But first, I can hear skeptics who have never been to a lingerie party wondering what the attraction is. For those of you of either sex who have not attended a lingerie party, I'll give you the highlights, as I know them, having only been invited to women's lingerie parties:
Women sit around, talk about the man they love or would love to love, and their (women's that is) body idiosyncrasies. Big hips, small busts, hanging busts, hanging hips, underarm dingle dangle. They look at sexy clothes and get silly. They try on lingerie, and depending on the group and the beverage served, may or may not model them for each other and get even sillier
So what's attractive about a lingerie party? Well (a) no one talks about work; (b) no one talks about kids, unless someone needs an excuse for their stretch marks; and (c) no one talks about politics, world peace or what's happened to us since the 60's. For three madcap hours.
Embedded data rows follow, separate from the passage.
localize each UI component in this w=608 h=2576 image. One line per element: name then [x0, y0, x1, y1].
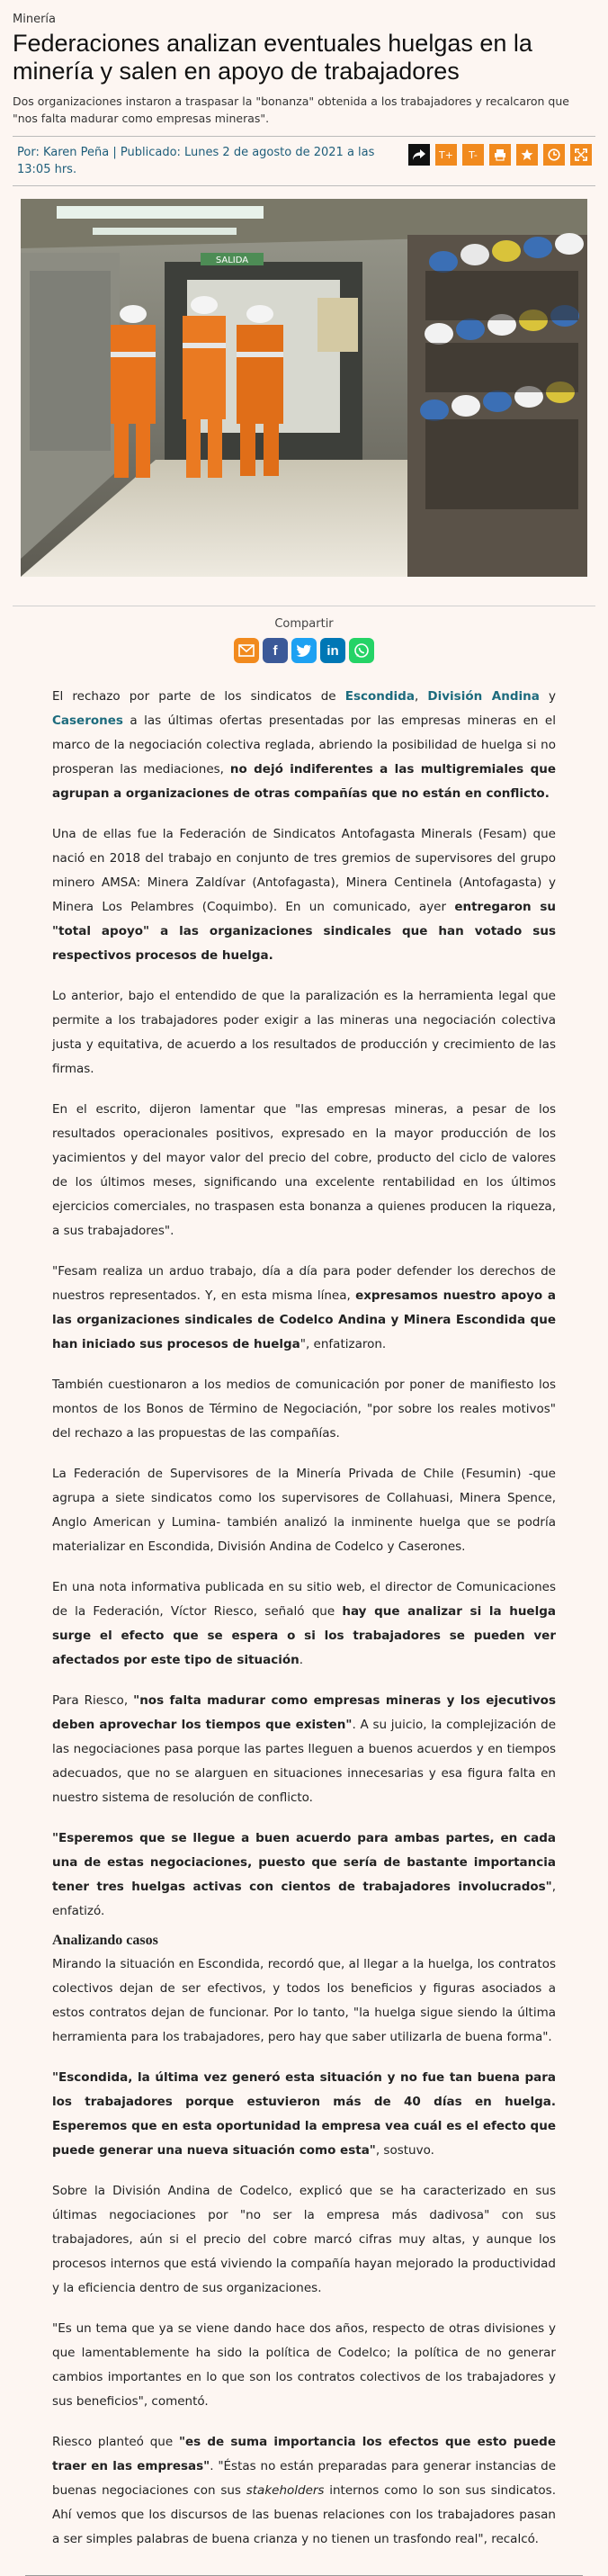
paragraph: También cuestionaron a los medios de comunicación por poner de manifiesto los montos de los Bonos de Término de Negociación, "por sobre los reales motivos" del rechazo a las propuestas de las compañías.: [52, 1378, 556, 1441]
email-icon[interactable]: [234, 638, 259, 663]
paragraph: Lo anterior, bajo el entendido de que la paralización es la herramienta legal que permite a los trabajadores poder exigir a las mineras una negociación colectiva justa y equitativa, de acuerdo a los resultados de producción y crecimiento de las firmas.: [52, 989, 556, 1076]
share-arrow-icon[interactable]: [408, 144, 430, 166]
article-body: [13, 685, 595, 2552]
section-label[interactable]: Minería: [13, 13, 56, 26]
paragraph: Una de ellas fue la Federación de Sindicatos Antofagasta Minerals (Fesam) que nació en 2018 del trabajo en conjunto de tres gremios de supervisores del grupo minero AMSA: Minera Zaldívar (Antofagasta), Minera Centinela (Antofagasta) y Minera Los Pelambres (Coquimbo). En un comunicado, ayer entregaron su "total apoyo" a las organizaciones sindicales que han votado sus respectivos procesos de huelga.: [52, 827, 556, 963]
article-toolbar: [408, 144, 592, 166]
expand-icon[interactable]: [570, 144, 592, 166]
article-photo: [21, 199, 587, 577]
font-decrease-button[interactable]: T-: [462, 144, 484, 166]
byline: Por: Karen Peña | Publicado: Lunes 2 de agosto de 2021 a las 13:05 hrs.: [17, 146, 375, 176]
paragraph: "Escondida, la última vez generó esta situación y no fue tan buena para los trabajadores porque estuvieron más de 40 días en huelga. Esperemos que en esta oportunidad la empresa vea cuál es el efecto que puede generar una nueva situación como esta", sostuvo.: [52, 2070, 556, 2158]
twitter-icon[interactable]: [291, 638, 317, 663]
link-caserones[interactable]: Caserones: [52, 714, 123, 728]
exit-sign-text: SALIDA: [215, 256, 249, 265]
star-icon[interactable]: [516, 144, 538, 166]
paragraph: "Esperemos que se llegue a buen acuerdo para ambas partes, en cada una de estas negociaciones, puesto que sería de bastante importancia tener tres huelgas activas con cientos de trabajadores involucrados", enfatizó.: [52, 1831, 556, 1918]
whatsapp-icon[interactable]: [349, 638, 374, 663]
facebook-icon[interactable]: f: [263, 638, 288, 663]
paragraph: Riesco planteó que "es de suma importancia los efectos que esto puede traer en las empresas". "Éstas no están preparadas para generar instancias de buenas negociaciones con sus stakeholders internos como lo son sus sindicatos. Ahí vemos que los discursos de las buenas relaciones con los trabajadores pasan a ser simples palabras de buena crianza y no tienen un trasfondo real", recalcó.: [52, 2435, 557, 2546]
link-escondida[interactable]: Escondida: [344, 689, 415, 704]
paragraph: En una nota informativa publicada en su sitio web, el director de Comunicaciones de la Federación, Víctor Riesco, señaló que hay que analizar si la huelga surge el efecto que se espera o si los trabajadores se pueden ver afectados por este tipo de situación.: [52, 1580, 556, 1667]
paragraph: Mirando la situación en Escondida, recordó que, al llegar a la huelga, los contratos colectivos dejan de ser efectivos, y todos los beneficios y figuras asociados a estos contratos dejan de funcionar. Por lo tanto, "la huelga sigue siendo la última herramienta para los trabajadores, pero hay que saber utilizarla de buena forma".: [52, 1957, 556, 2044]
paragraph: En el escrito, dijeron lamentar que "las empresas mineras, a pesar de los resultados operacionales positivos, expresado en la mayor producción de los yacimientos y del mayor valor del precio del cobre, producto del ciclo de valores de los últimos meses, significando una excelente rentabilidad en los últimos ejercicios comerciales, no traspasen esta bonanza a quienes producen la riqueza, a sus trabajadores".: [52, 1102, 556, 1238]
article-lead: Dos organizaciones instaron a traspasar la "bonanza" obtenida a los trabajadores y recalcaron que "nos falta madurar como empresas mineras".: [13, 94, 569, 125]
share-icons: [13, 638, 595, 663]
subheading: Analizando casos: [52, 1933, 158, 1948]
page-title: Federaciones analizan eventuales huelgas en la minería y salen en apoyo de trabajadores: [13, 30, 532, 85]
print-icon[interactable]: [489, 144, 511, 166]
link-division-andina[interactable]: División Andina: [427, 689, 540, 704]
byline-bar: [13, 136, 595, 186]
paragraph: "Fesam realiza un arduo trabajo, día a día para poder defender los derechos de nuestros representados. Y, en esta misma línea, expresamos nuestro apoyo a las organizaciones sindicales de Codelco Andina y Minera Escondida que han iniciado sus procesos de huelga", enfatizaron.: [52, 1264, 556, 1351]
font-increase-button[interactable]: T+: [435, 144, 457, 166]
paragraph: La Federación de Supervisores de la Minería Privada de Chile (Fesumin) -que agrupa a siete sindicatos como los supervisores de Collahuasi, Minera Spence, Anglo American y Lumina- también analizó la inminente huelga que se podría materializar en Escondida, División Andina de Codelco y Caserones.: [52, 1467, 556, 1554]
paragraph: "Es un tema que ya se viene dando hace dos años, respecto de otras divisiones y que lamentablemente ha sido la política de Codelco; la política de no generar cambios importantes en lo que son los contratos colectivos de los trabajadores y sus beneficios", comentó.: [52, 2321, 556, 2409]
paragraph: Para Riesco, "nos falta madurar como empresas mineras y los ejecutivos deben aprovechar los tiempos que existen". A su juicio, la complejización de las negociaciones pasa porque las partes lleguen a buenos acuerdos y en tiempos adecuados, que no se alarguen en situaciones innecesarias y esa figura falta en nuestro sistema de resolución de conflicto.: [52, 1693, 557, 1805]
share-block: [13, 606, 595, 663]
paragraph: El rechazo por parte de los sindicatos de Escondida, División Andina y Caserones a las últimas ofertas presentadas por las empresas mineras en el marco de la negociación colectiva reglada, abriendo la posibilidad de huelga si no prosperan las mediaciones, no dejó indiferentes a las multigremiales que agrupan a organizaciones de otras compañías que no están en conflicto.: [52, 689, 557, 801]
linkedin-icon[interactable]: in: [320, 638, 345, 663]
clock-icon[interactable]: [543, 144, 565, 166]
share-label: Compartir: [274, 617, 334, 631]
paragraph: Sobre la División Andina de Codelco, explicó que se ha caracterizado en sus últimas negociaciones por "no ser la empresa más dadivosa" con sus trabajadores, aún si el precio del cobre marcó cifras muy altas, y aunque los procesos internos que está viviendo la compañía hayan mejorado la productividad y la eficiencia dentro de sus organizaciones.: [52, 2184, 556, 2295]
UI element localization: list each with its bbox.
I'm on a roll now. The t-top on my old camero off, a cold diet pepsi in my hand, I step on the accelerator.
Not only do I need a lingerie party, I need several hours of Three Stooges movies, an afternoon with Erma Bombeck and a long session clipping recipes I'll never use out of old issues of Woman's Day I'll never read. I need to gather a circle of my friends and balance a spoon on my nose.
I need to be silly. Tomorrow I'll face my job, my bills and the darn dogs.
Tonight just give me a lingerie party and you can keep all your tranquilizers and high-blood pressure tablets. I don't care if the lingerie fits, or if anyone ever comes around to see it, if it does. I'll have already had my money's worth, long before the merchandise arrives.